Public choice

I remember sitting in an economics class at the end of the school year. We finished going through the course specification and our teacher, a rather cynical man, decided to teach us some extra stuff. That’s when I learnt about public choice; to the unfamiliar, it is the theory that politicians act like every other economic agent. It means they try to maximise their own utility, rather than the utility of the governed, as more standard economics would teach us.

One of the theories of public choice is that, as elections approach, political parties, especially in two-party systems (hello UK, US) move to the centre. In doing that, they try to gain more political ground. If we imagine electors as sitting on a political scale from left to right, and two parties situated at some two points on that scale, a good rule of thumb would be to say that electors vote for the party that’s allocated, on that scale, closer to them.

A communist in a system with a social democratic party and a neoliberal party would rather vote for the social democrats, whilst a Pinochetean fascist would rather vote for the neoliberals. As such, a good tactic to get more votes would seemingly be to move to the centre; in such a way, more of electors on the scale become closer to your party than to the rival party. That’s how we saw Blair win his election, with a huge shift of Labour to the right, especially in terms of economics. It is also how we saw Cameron win his majority, with a shift of the Conservatives, away from conservatism and towards much more left-wing social policy – notably, it was the Conservative government that legalised gay ‘marriage’.

To demonstrate it on a graph, everybody left of the red-line would vote for the red party, and everybody right of it, for the blue.

But now that the red party has moved more to the right, it gets a larger share of the line – more votes – and wins the election.
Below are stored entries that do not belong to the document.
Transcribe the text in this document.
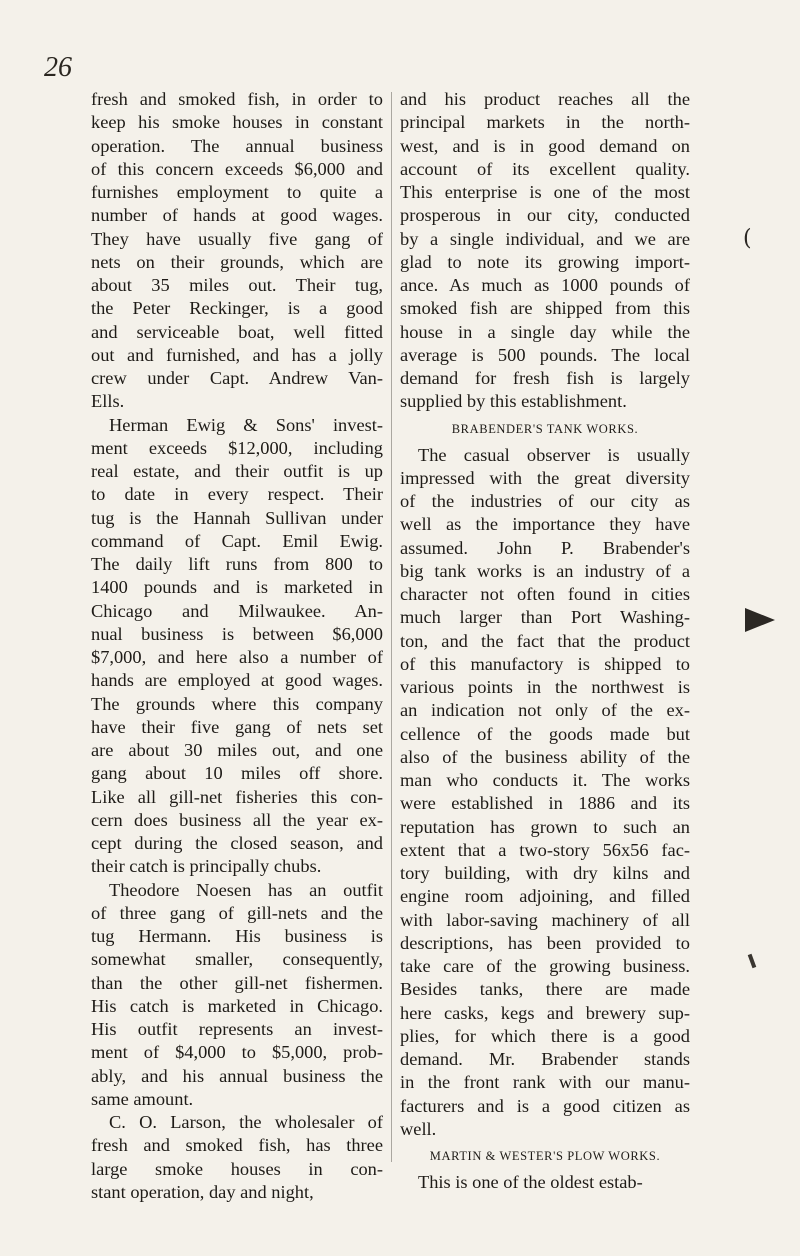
26
fresh and smoked fish, in order to
keep his smoke houses in constant
operation. The annual business
of this concern exceeds $6,000 and
furnishes employment to quite a
number of hands at good wages.
They have usually five gang of
nets on their grounds, which are
about 35 miles out. Their tug,
the Peter Reckinger, is a good
and serviceable boat, well fitted
out and furnished, and has a jolly
crew under Capt. Andrew Van-
Ells.
Herman Ewig & Sons' invest-
ment exceeds $12,000, including
real estate, and their outfit is up
to date in every respect. Their
tug is the Hannah Sullivan under
command of Capt. Emil Ewig.
The daily lift runs from 800 to
1400 pounds and is marketed in
Chicago and Milwaukee. An-
nual business is between $6,000
$7,000, and here also a number of
hands are employed at good wages.
The grounds where this company
have their five gang of nets set
are about 30 miles out, and one
gang about 10 miles off shore.
Like all gill-net fisheries this con-
cern does business all the year ex-
cept during the closed season, and
their catch is principally chubs.
Theodore Noesen has an outfit
of three gang of gill-nets and the
tug Hermann. His business is
somewhat smaller, consequently,
than the other gill-net fishermen.
His catch is marketed in Chicago.
His outfit represents an invest-
ment of $4,000 to $5,000, prob-
ably, and his annual business the
same amount.
C. O. Larson, the wholesaler of
fresh and smoked fish, has three
large smoke houses in con-
stant operation, day and night,
and his product reaches all the
principal markets in the north-
west, and is in good demand on
account of its excellent quality.
This enterprise is one of the most
prosperous in our city, conducted
by a single individual, and we are
glad to note its growing import-
ance. As much as 1000 pounds of
smoked fish are shipped from this
house in a single day while the
average is 500 pounds. The local
demand for fresh fish is largely
supplied by this establishment.
BRABENDER'S TANK WORKS.
The casual observer is usually
impressed with the great diversity
of the industries of our city as
well as the importance they have
assumed. John P. Brabender's
big tank works is an industry of a
character not often found in cities
much larger than Port Washing-
ton, and the fact that the product
of this manufactory is shipped to
various points in the northwest is
an indication not only of the ex-
cellence of the goods made but
also of the business ability of the
man who conducts it. The works
were established in 1886 and its
reputation has grown to such an
extent that a two-story 56x56 fac-
tory building, with dry kilns and
engine room adjoining, and filled
with labor-saving machinery of all
descriptions, has been provided to
take care of the growing business.
Besides tanks, there are made
here casks, kegs and brewery sup-
plies, for which there is a good
demand. Mr. Brabender stands
in the front rank with our manu-
facturers and is a good citizen as
well.
MARTIN & WESTER'S PLOW WORKS.
This is one of the oldest estab-
(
Simple, right? And it makes sense, which is why May did it with the new Conservative manifesto.

So why did the Conservatives do so badly in comparison to Labour, who moved more to the left?

Labour’s success

One of the main reasons why I enjoy politics is that it is not reducible to numbers and economic theories of utility. The Conservative Party has become so desperately moderate that it lost all its flavour, any charisma and flair that it had about it, any philosophy of it that inspired people. Labour did the very opposite; it once again started doing proper politics. Labour once again became what Labour should be, proper red socialists.

Although it might have alienated the centre, the centre that would have perhaps voted for it otherwise, the centre was never going to be inspired about either of the parties anyway! The people who change their mind on who to vote for tend to be pretty emotionless about either of the party and certainly unlikely to show up at party conferences. The people who do show up at the conferences are those who care – the people whose beliefs lie where the dot is on the axis, not to the right or the left of it.

What Labour did is it correctly recognised that politics is no longer won by expanding one’s potential electorate so much as by motivating it. By moving to the left, all the disenfranchised aspiring socialists, misguided Marxists, young people looking for change became excited by the prospect of something different, proper, something they could bite into – something that would bring about proper change, and were determined to make it happened. It gained real momentum (forgive the pun), and with such a determined support base could campaign much more energetically, much more convincingly, much more from the heart. For most people, politics is rather bland, so for many, what matters more than policy is to make it exciting, and this is precisely what happened. The rallies, the enthusiasm, even the memes spread and brought about a flair for the left, a hint of romanticism that appealed to the British heart.

Yearning for tradition

So what did the Conservatives do wrong? Ask your friends what do they think about the Conservatives, and I can guarantee you that very rarely would you get an answer “I love them!”. Nobody ever gets excited about the Conservative Party, nobody sings songs in their name, nobody ever says about Theresa May, “she’s really awesome!”. They are boring, sensible, and moderate. What the Conservatives used to stand for in the days of Mrs Thatcher was something so much more; liberty, opportunity, ambition, tradition, nation, strength. Today they don’t really seem to stand for any of those values, at least not convincingly. They are not even conservative, and they are not going to convince anybody to support them more vigorously by remaining moderate.

It is only by once again appealing to typical right-wing values that the Conservatives can once again surge ahead in British politics. It is the way that Trump won the nation, by telling the American people that they “will not surrender to the false song of globalism” and that “the nation-state remains the true foundation of harmony and happiness”. When was the last time that May spoke with such heart about the British nation? When did she appeal to family or God? Seemingly scared of the spectre of criticism from the British Guardian left, she fears, but it is only by standing up boldly for those values that she can ever excite the right to stand behind her with all its strength and vigour. We need a true traditionalist, nationalist, or libertarian figure to excite the British right into victory.

It goes to show how much more a young, motivated, politicised leafleteer is worth compared to a largely disinterested centrist.